At least many of the tech firms that had astronomical valuations at that time actually provided services that had paying customers. Some of the companies that saw their share prices plunge in 2000 are leading the stock market boom today. But even the strongest supporters of bitcoin would probably have a hard time adequately explaining the benefits that bitcoin provides and why its price is shooting up.

All they can say is that valuations will continue to soar and that if you own any bitcoin, you should continue to “hodl.” The word “hodl” is a deliberately mistyped version of “hold” that is a popular term in the cryptocurrency world. It means that bitcoin owners should resist the temptation to sell when prices rise. Why? Because they will soar even higher.
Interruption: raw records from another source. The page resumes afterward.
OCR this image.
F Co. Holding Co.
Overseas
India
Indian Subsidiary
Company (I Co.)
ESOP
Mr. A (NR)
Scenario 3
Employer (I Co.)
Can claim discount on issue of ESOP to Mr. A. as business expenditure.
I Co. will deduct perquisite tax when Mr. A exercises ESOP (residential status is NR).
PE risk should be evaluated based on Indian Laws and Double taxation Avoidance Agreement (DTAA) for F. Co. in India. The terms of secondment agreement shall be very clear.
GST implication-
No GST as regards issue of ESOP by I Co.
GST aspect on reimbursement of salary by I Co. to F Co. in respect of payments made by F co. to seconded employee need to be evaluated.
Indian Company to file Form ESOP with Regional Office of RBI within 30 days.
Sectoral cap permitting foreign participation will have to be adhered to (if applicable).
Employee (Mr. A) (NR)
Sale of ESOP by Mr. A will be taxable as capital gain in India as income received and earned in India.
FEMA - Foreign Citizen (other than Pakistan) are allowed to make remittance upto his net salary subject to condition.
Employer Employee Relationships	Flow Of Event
Indeed, “FOMO” – short for “fear of missing out” – is another popular term in the cryptocurrency world, and a key factor behind investors’ decision put money into bitcoin and “hodl” onto it even as its prices surge to breathtaking highs.

The bottom line

If you haven’t bought any bitcoin yet and you want to enter the market now, you should use only your risk capital – the money that you can safely afford to lose. But bear in mind that the bitcoin market is practically unregulated. You will be putting your money into the “Wild West” of the investment world – and whether bitcoin prices will ultimately collapse or continue to surge is anyone’s guess.